You’re not offending anyone. But as you have admitted you are a student, and I assume a student with little to no real world experience. Many of the people who have provided feedback to you have 25+ years experience in the field, including myself.
Depending on the client, depending on the client’s brand and depending on the purpose of the piece you are designing there “may” be some personal artistic expression involved. Such as for example producing something for say a skateboarding company, or maybe Nike or even Coke. But even in those instances (especially coke) you’ll still have some brand constraints that you must work within.
But you also need to keep in mind that graphic design touches a huge amount of what we see and interact with in the world. Every product on the shelves, every website you visit, every app on your phone. Some better then others. And in many of those instances companies have curated an overall brand style both in their look and feel, their brand voice. their brand colors. And as a designer, you need to work within those brands to communicate the brand image they want to portray, and in some cases it is clean cut and corporate (take banks or hospitals for example), in some cases it may be more elegant and refined (luxury goods and services) and in some cases they tap into a more artistic and playful expression (such as some lifestyle brands or potentially brands geared towards young adults.)
And yes, there is an art to designing and designing well, even producing more clean and corporate work such as for a bank or hospital. But it isn’t art in the sense of fine art and personal expression.

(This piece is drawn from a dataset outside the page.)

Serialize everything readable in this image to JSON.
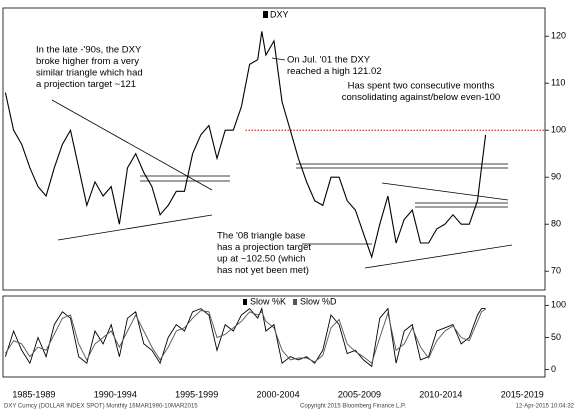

Sure, you could focus on just clients that are more geared towards personal expression, but even then they generally are at the whim of who they are working for. So, you might create something you personally feel is great and is expressive and is art in your eyes, but they may come back to you and say, change this or change that, or can you incorporate more of this, or we need you too use more of our primary brand colors. Because at the end of the day you are being paid and commissioned to produce something for the company that is paying you.
Graphic design is not fine art. It is re-enforcing and expressing a company’s brand to their customers in order to drive their business and generally to increase sales and revenue.
Perhaps pursuing a career as an illustrator would allow you more of a chance to be more personally expressive in your own personal art style, but now a days illustrators have many obstacles, and it is challenging to rise to the top where you would be a sought after commodity.